Ultimately, we will generate new insights on macrophage and infectious diseases, and use these insights to devise new therapies to assist the immune system in fighting this deadly disease.


Lead Academic 


 Centre Fellow(s) 

Project title 

Ben Housden (CMH/LSI/Institute of Biomedical & Clinical Science)

Sarah Bailey (CHM/Institute of Health Research)

Sebastian Oltean (CMH/Institute of Biomedical & Clinical Science)

Richard Oram (CMH/NIHR Clinical research facility/Institute of Biomedical & Clinical Science)

Chrissie Thirlwell (CMH/Institute of Biomedical & Clinical Science)

Michael Weedon (CMH/Institute of Biomedical & Clinical Science)

Brandon Invergo

Piotr Slowinski

Determining the biological mechanisms driving racial disparity in prostate cancer using an interdisciplinary approach


Prostate cancer kills over 300,000 men worldwide each year and no cures currently exist. In addition, the risk of developing prostate cancer is much higher for black men than it is for white men but the reasons for this are unknown.The aim of this project is to work out which genes in the human genome are responsible for this difference between black and white men.This is important because it will allow us to develop new drugs that target these mechanisms and treat prostate cancer more effectively.

Our approach is to disrupt the function of every gene in the genome, one at a time, to find those that change the behaviour of prostate cancer cells. At the same time, we will analysis genome sequences from hundreds of thousands of people to find differences between black and white racial backgrounds. We will then put these data together to find genes that influence prostate cancer cells and that are different between people from different racial backgrounds. These genes may represent important factors in the risk of developing prostate cancer and will be studied in detail in followup projects.       

Lead Academic 


 Centre Fellow(s) 

Project title 

Francis Stephens (CLES/Sport & Health Sciences)

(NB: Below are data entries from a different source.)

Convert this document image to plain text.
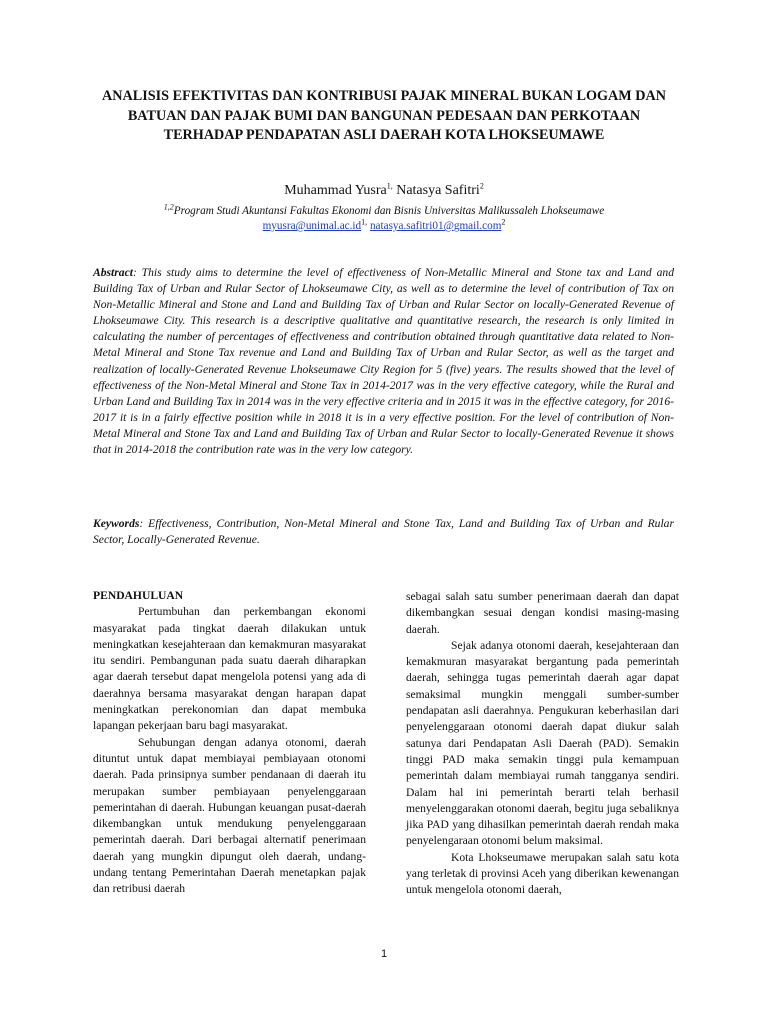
ANALISIS EFEKTIVITAS DAN KONTRIBUSI PAJAK MINERAL BUKAN LOGAM DAN BATUAN DAN PAJAK BUMI DAN BANGUNAN PEDESAAN DAN PERKOTAAN TERHADAP PENDAPATAN ASLI DAERAH KOTA LHOKSEUMAWE
Muhammad Yusra$^{1,}$ Natasya Safitri$^2$
$^{1,2}$Program Studi Akuntansi Fakultas Ekonomi dan Bisnis Universitas Malikussaleh Lhokseumawe
$myusra@unimal.ac.id^{1,}$ natasya.safitri01@gmail.com$^2$
Abstract: This study aims to determine the level of effectiveness of Non-Metallic Mineral and Stone tax and Land and Building Tax of Urban and Rular Sector of Lhokseumawe City, as well as to determine the level of contribution of Tax on Non-Metallic Mineral and Stone and Land and Building Tax of Urban and Rular Sector on locally-Generated Revenue of Lhokseumawe City. This research is a descriptive qualitative and quantitative research, the research is only limited in calculating the number of percentages of effectiveness and contribution obtained through quantitative data related to Non-Metal Mineral and Stone Tax revenue and Land and Building Tax of Urban and Rular Sector, as well as the target and realization of locally-Generated Revenue Lhokseumawe City Region for 5 (five) years. The results showed that the level of effectiveness of the Non-Metal Mineral and Stone Tax in 2014-2017 was in the very effective category, while the Rural and Urban Land and Building Tax in 2014 was in the very effective criteria and in 2015 it was in the effective category, for 2016-2017 it is in a fairly effective position while in 2018 it is in a very effective position. For the level of contribution of Non-Metal Mineral and Stone Tax and Land and Building Tax of Urban and Rular Sector to locally-Generated Revenue it shows that in 2014-2018 the contribution rate was in the very low category.
Keywords: Effectiveness, Contribution, Non-Metal Mineral and Stone Tax, Land and Building Tax of Urban and Rular Sector, Locally-Generated Revenue.

PENDAHULUAN

Pertumbuhan dan perkembangan ekonomi masyarakat pada tingkat daerah dilakukan untuk meningkatkan kesejahteraan dan kemakmuran masyarakat itu sendiri. Pembangunan pada suatu daerah diharapkan agar daerah tersebut dapat mengelola potensi yang ada di daerahnya bersama masyarakat dengan harapan dapat meningkatkan perekonomian dan dapat membuka lapangan pekerjaan baru bagi masyarakat.

Sehubungan dengan adanya otonomi, daerah dituntut untuk dapat membiayai pembiayaan otonomi daerah. Pada prinsipnya sumber pendanaan di daerah itu merupakan sumber pembiayaan penyelenggaraan pemerintahan di daerah. Hubungan keuangan pusat-daerah dikembangkan untuk mendukung penyelenggaraan pemerintah daerah. Dari berbagai alternatif penerimaan daerah yang mungkin dipungut oleh daerah, undang-undang tentang Pemerintahan Daerah menetapkan pajak dan retribusi daerah

sebagai salah satu sumber penerimaan daerah dan dapat dikembangkan sesuai dengan kondisi masing-masing daerah.

Sejak adanya otonomi daerah, kesejahteraan dan kemakmuran masyarakat bergantung pada pemerintah daerah, sehingga tugas pemerintah daerah agar dapat semaksimal mungkin menggali sumber-sumber pendapatan asli daerahnya. Pengukuran keberhasilan dari penyelenggaraan otonomi daerah dapat diukur salah satunya dari Pendapatan Asli Daerah (PAD). Semakin tinggi PAD maka semakin tinggi pula kemampuan pemerintah dalam membiayai rumah tangganya sendiri. Dalam hal ini pemerintah berarti telah berhasil menyelenggarakan otonomi daerah, begitu juga sebaliknya jika PAD yang dihasilkan pemerintah daerah rendah maka penyelengaraan otonomi belum maksimal.

Kota Lhokseumawe merupakan salah satu kota yang terletak di provinsi Aceh yang diberikan kewenangan untuk mengelola otonomi daerah,

1
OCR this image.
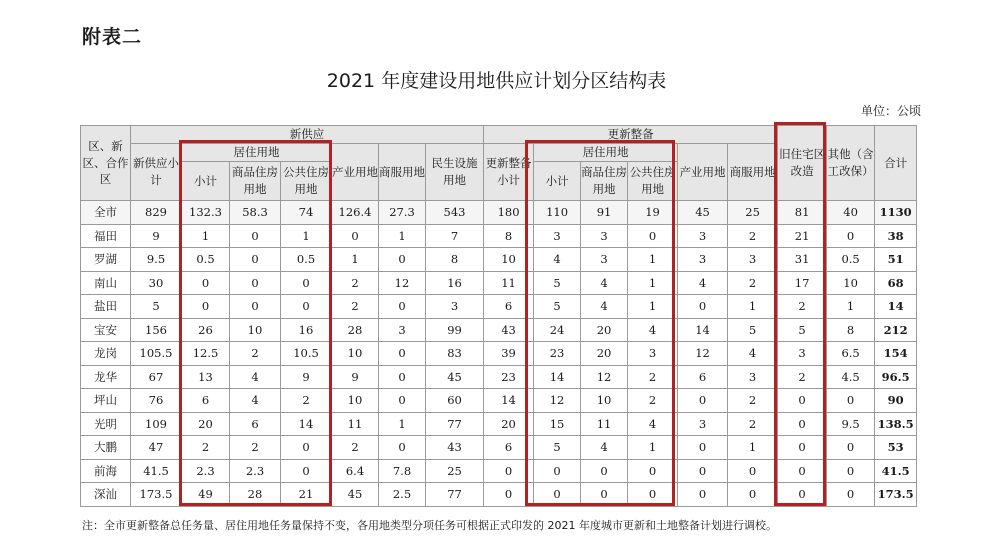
附表二
2021 年度建设用地供应计划分区结构表
单位：公顷
区、新区、合作区	新供应							更新整备						旧住宅区改造	其他（含工改保）	合计
	新供应小计	居住用地			产业用地	商服用地	民生设施用地	更新整备小计	居住用地			产业用地	商服用地			
		小计	商品住房用地	公共住房用地					小计	商品住房用地	公共住房用地					
全市	829	132.3	58.3	74	126.4	27.3	543	180	110	91	19	45	25	81	40	1130
福田	9	1	0	1	0	1	7	8	3	3	0	3	2	21	0	38
罗湖	9.5	0.5	0	0.5	1	0	8	10	4	3	1	3	3	31	0.5	51
南山	30	0	0	0	2	12	16	11	5	4	1	4	2	17	10	68
盐田	5	0	0	0	2	0	3	6	5	4	1	0	1	2	1	14
宝安	156	26	10	16	28	3	99	43	24	20	4	14	5	5	8	212
龙岗	105.5	12.5	2	10.5	10	0	83	39	23	20	3	12	4	3	6.5	154
龙华	67	13	4	9	9	0	45	23	14	12	2	6	3	2	4.5	96.5
坪山	76	6	4	2	10	0	60	14	12	10	2	0	2	0	0	90
光明	109	20	6	14	11	1	77	20	15	11	4	3	2	0	9.5	138.5
大鹏	47	2	2	0	2	0	43	6	5	4	1	0	1	0	0	53
前海	41.5	2.3	2.3	0	6.4	7.8	25	0	0	0	0	0	0	0	0	41.5
深汕	173.5	49	28	21	45	2.5	77	0	0	0	0	0	0	0	0	173.5
注：全市更新整备总任务量、居住用地任务量保持不变，各用地类型分项任务可根据正式印发的 2021 年度城市更新和土地整备计划进行调校。
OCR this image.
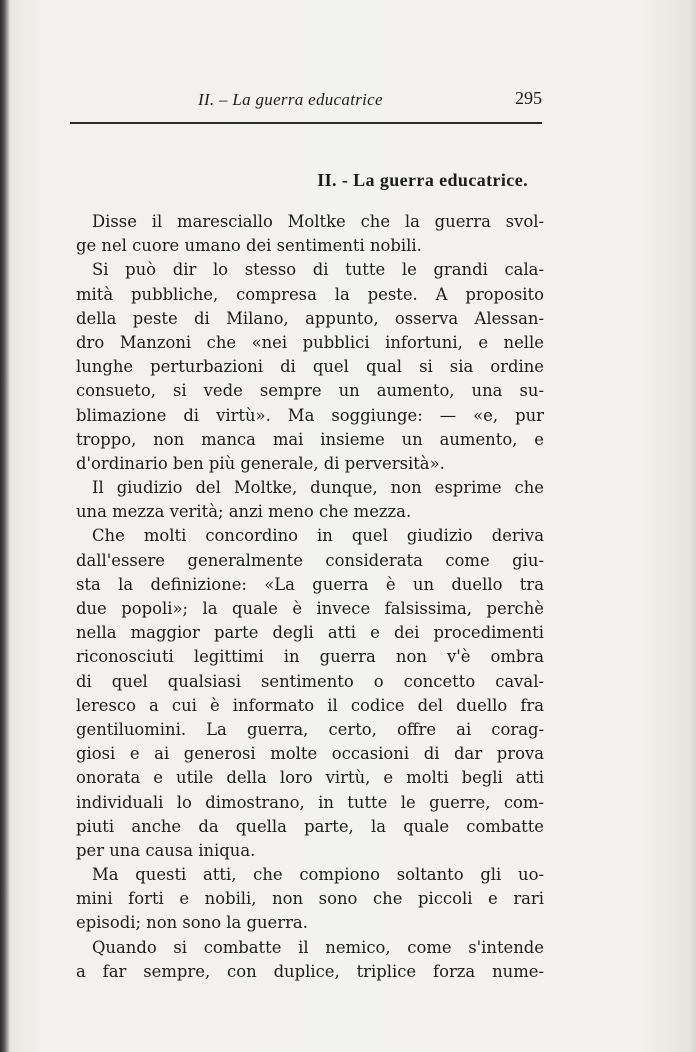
II. – La guerra educatrice	295
II. - La guerra educatrice.
Disse il maresciallo Moltke che la guerra svol-
ge nel cuore umano dei sentimenti nobili.
Si può dir lo stesso di tutte le grandi cala-
mità pubbliche, compresa la peste. A proposito
della peste di Milano, appunto, osserva Alessan-
dro Manzoni che «nei pubblici infortuni, e nelle
lunghe perturbazioni di quel qual si sia ordine
consueto, si vede sempre un aumento, una su-
blimazione di virtù». Ma soggiunge: — «e, pur
troppo, non manca mai insieme un aumento, e
d'ordinario ben più generale, di perversità».
Il giudizio del Moltke, dunque, non esprime che
una mezza verità; anzi meno che mezza.
Che molti concordino in quel giudizio deriva
dall'essere generalmente considerata come giu-
sta la definizione: «La guerra è un duello tra
due popoli»; la quale è invece falsissima, perchè
nella maggior parte degli atti e dei procedimenti
riconosciuti legittimi in guerra non v'è ombra
di quel qualsiasi sentimento o concetto caval-
leresco a cui è informato il codice del duello fra
gentiluomini. La guerra, certo, offre ai corag-
giosi e ai generosi molte occasioni di dar prova
onorata e utile della loro virtù, e molti begli atti
individuali lo dimostrano, in tutte le guerre, com-
piuti anche da quella parte, la quale combatte
per una causa iniqua.
Ma questi atti, che compiono soltanto gli uo-
mini forti e nobili, non sono che piccoli e rari
episodi; non sono la guerra.
Quando si combatte il nemico, come s'intende
a far sempre, con duplice, triplice forza nume-
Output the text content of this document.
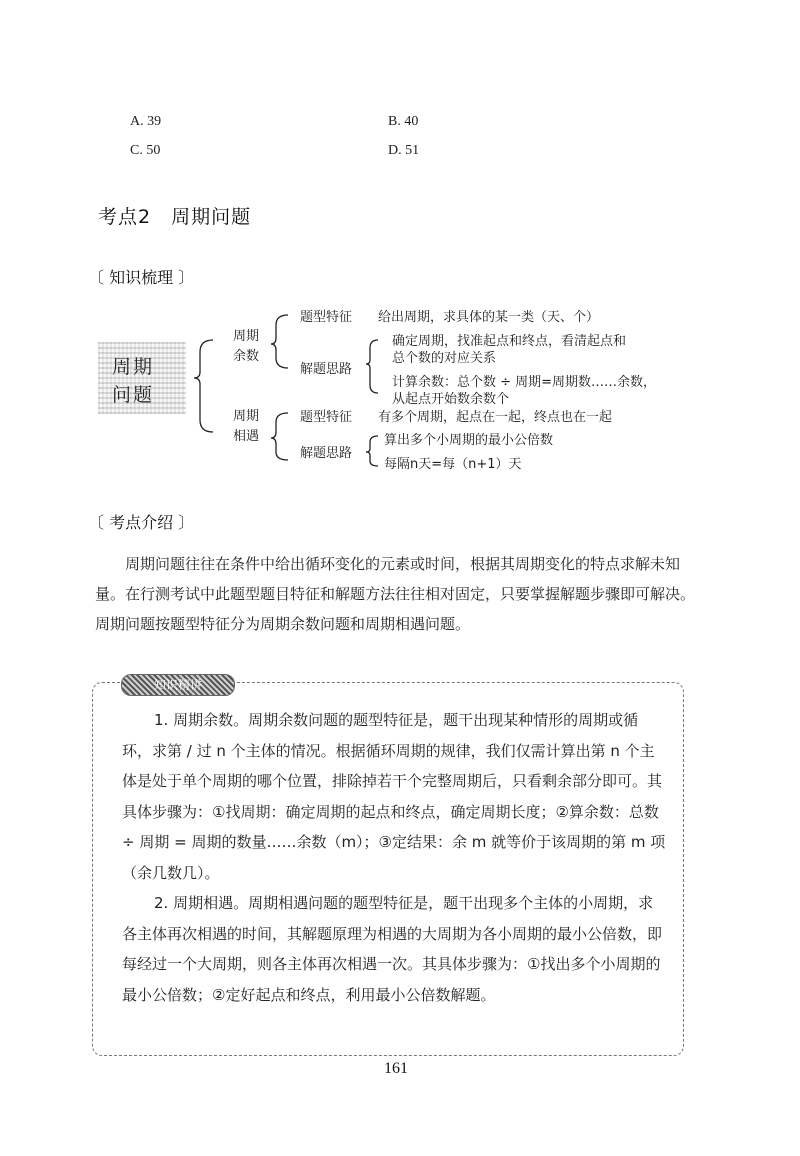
A. 39	B. 40
C. 50	D. 51
考点2　周期问题
〔 知识梳理 〕
周期
问题
周期
余数
周期
相遇
题型特征 给出周期，求具体的某一类（天、个）
解题思路
确定周期，找准起点和终点，看清起点和
总个数的对应关系
计算余数：总个数 ÷ 周期=周期数……余数，
从起点开始数余数个
题型特征 有多个周期，起点在一起，终点也在一起
解题思路
算出多个小周期的最小公倍数
每隔n天=每（n+1）天
〔 考点介绍 〕
周期问题往往在条件中给出循环变化的元素或时间，根据其周期变化的特点求解未知量。在行测考试中此题型题目特征和解题方法往往相对固定，只要掌握解题步骤即可解决。周期问题按题型特征分为周期余数问题和周期相遇问题。
知识精讲

1. 周期余数。周期余数问题的题型特征是，题干出现某种情形的周期或循环，求第 / 过 n 个主体的情况。根据循环周期的规律，我们仅需计算出第 n 个主体是处于单个周期的哪个位置，排除掉若干个完整周期后，只看剩余部分即可。其具体步骤为：①找周期：确定周期的起点和终点，确定周期长度；②算余数：总数 ÷ 周期 = 周期的数量……余数（m）；③定结果：余 m 就等价于该周期的第 m 项（余几数几）。

2. 周期相遇。周期相遇问题的题型特征是，题干出现多个主体的小周期，求各主体再次相遇的时间，其解题原理为相遇的大周期为各小周期的最小公倍数，即每经过一个大周期，则各主体再次相遇一次。其具体步骤为：①找出多个小周期的最小公倍数；②定好起点和终点，利用最小公倍数解题。

161
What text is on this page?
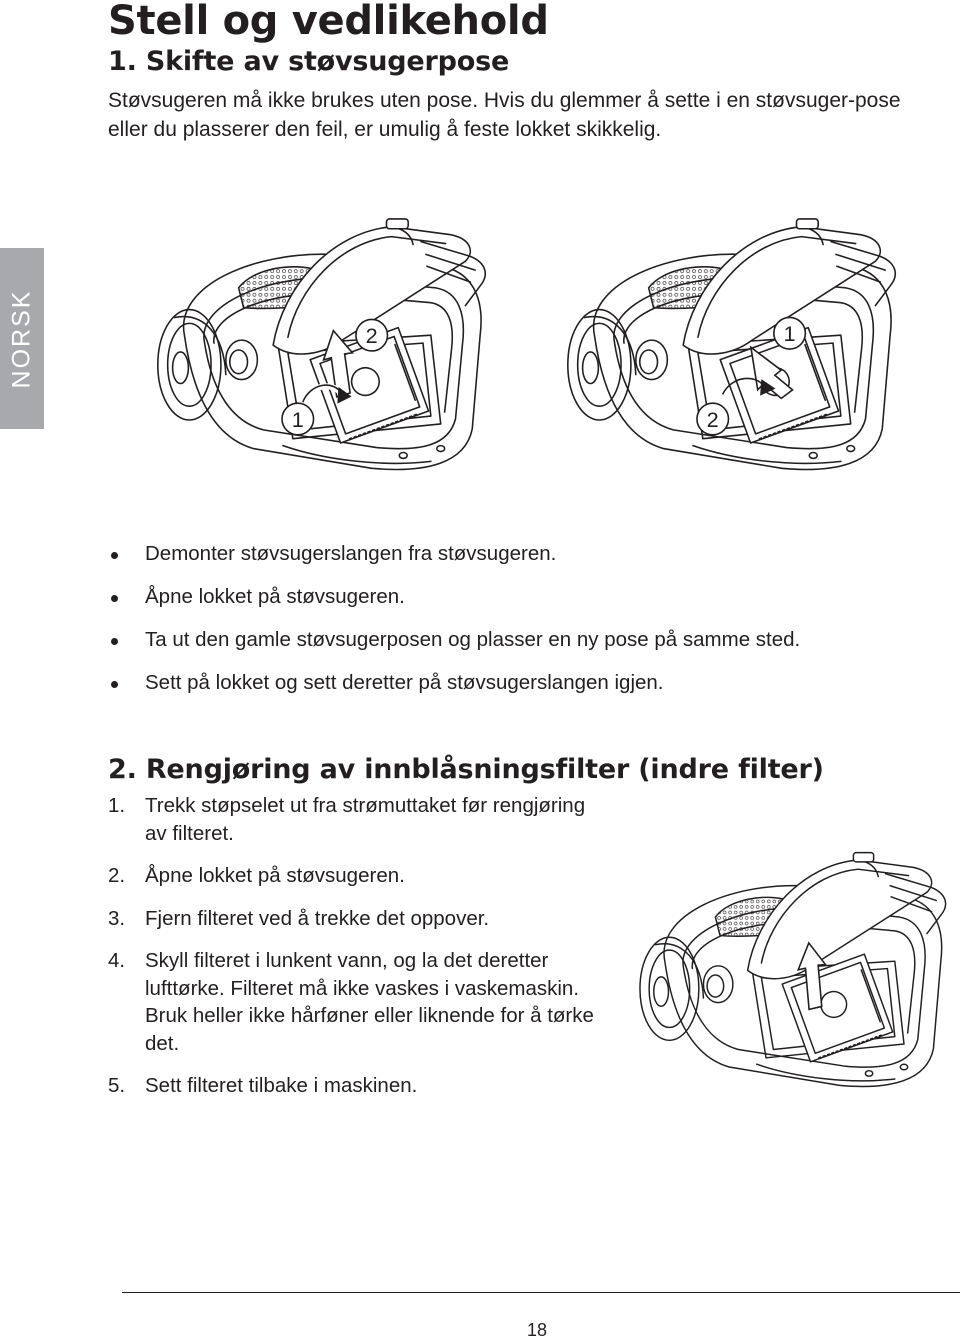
Stell og vedlikehold
1. Skifte av støvsugerpose

Støvsugeren må ikke brukes uten pose. Hvis du glemmer å sette i en støvsuger-pose eller du plasserer den feil, er umulig å feste lokket skikkelig.

NORSK	2
1
1
2
Demonter støvsugerslangen fra støvsugeren.
Åpne lokket på støvsugeren.
Ta ut den gamle støvsugerposen og plasser en ny pose på samme sted.
Sett på lokket og sett deretter på støvsugerslangen igjen.
2. Rengjøring av innblåsningsfilter (indre filter)
1. Trekk støpselet ut fra strømuttaket før rengjøring av filteret.
2. Åpne lokket på støvsugeren.
3. Fjern filteret ved å trekke det oppover.
4. Skyll filteret i lunkent vann, og la det deretter lufttørke. Filteret må ikke vaskes i vaskemaskin. Bruk heller ikke hårføner eller liknende for å tørke det.
5. Sett filteret tilbake i maskinen.
18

Tim Holsgrove (CEMPS/Engineering)

David Richards (CEMPS/LSI)

Rosalind West (CLES/Sport & Health Sciences)


Arran Hodgkinson

Developing, validating, and automating a novel ultrasound method for determining skeletal muscle quality


If we become injured or have any bout of time in rehabilitation our muscle quality is greatly reduced and can lead to weakness, falls, and further injury and illness. Physiotherapy treatment programmes can help with recovery but there are no clear waysto measure whether they have been successful, partly due to cost and time restraints. The aim of this project is to develop a cheap and fast method to measure and monitor muscle quality, which is a good way of understanding if an illness is progressing or if a treatment has been successful. Ultrasound imaging can be used to measure muscle quality in clinic but the analysis is time consuming and difficult. The present study aims to develop, validate, and automate a novel ultrasound method for determining skeletal muscle quality that be used quickly and easily with a hand-held ultrasound device and mobile app. To do this we will analyse several hundred muscle images that have already been obtained from participants in a transatlantic ocean rowing race, who all lost considerable muscle mass and quality during the crossing. Future work will then test this device in a rehabilitation clinic to help improve clinical practice and patient treatment.